You might say maximizer will divide its energy among few priorities. Why is it rational to give less than 100% for self-preservation? All other priorities rely on this."
You just also claim that doing so is the most rational action for its priorities - that is, goals.)

However, you don't go into detail about the paperclip maximizer's goals. I think that the flaw in your logic becomes more apparent when we consider a more specific example of a paperclip-maximizing goal.
Let's define the expected utility function u(S) from strategies to numbers as follows: u(S) = ∫(t = 0 to infinity) E[paperclips existing at time t | strategy = S] dt.
The strategy A of "spend all your effort on preserving yourself" has an expected utility of 0, because the paperclip maximizer never makes any paperclips.
The strategy B of "spend all your effort on making one paperclip as quickly as possible, then switch to spending all your effort on preserving yourself" has an expected utility of p*x, where p is the chance that the paperclip maximizer manages to make a paperclip, and x is the expected amount of time that the paperclip survives for.

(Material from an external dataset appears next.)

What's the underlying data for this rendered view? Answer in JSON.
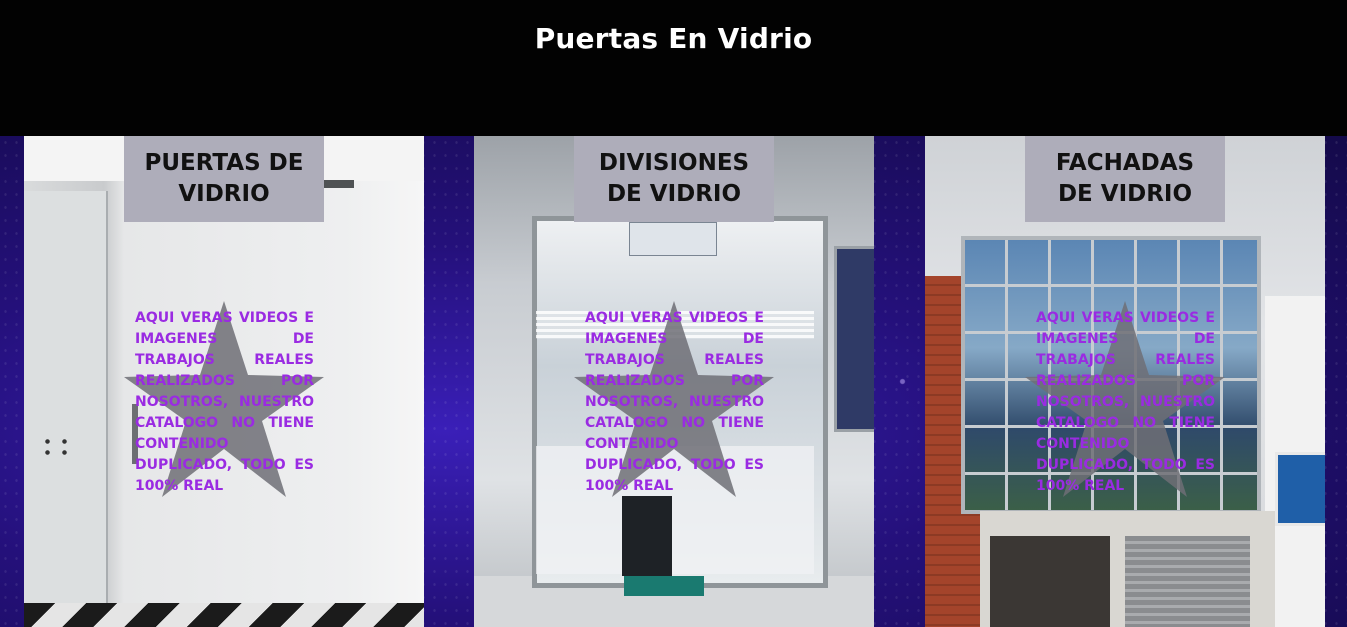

If both p and x are greater than 0, then strategy B has a higher expected utility than strategy A.
Would strategy B lead to the paperclip maximizer's expected survival time being lower than if it had chosen strategy A? Presumably, yes.
But the thing is, u(S) doesn't contain a term that directly mentions expected survival time. Only a term that mentions paperclips. So the paperclip maximizer only cares about its survival insofar as its survival allows it to make paperclips.
It's the difference between terminal and instrumental goals.

Therefore, a paperclip maximizer that wanted to maximize u(S) would choose strategy B over strategy A.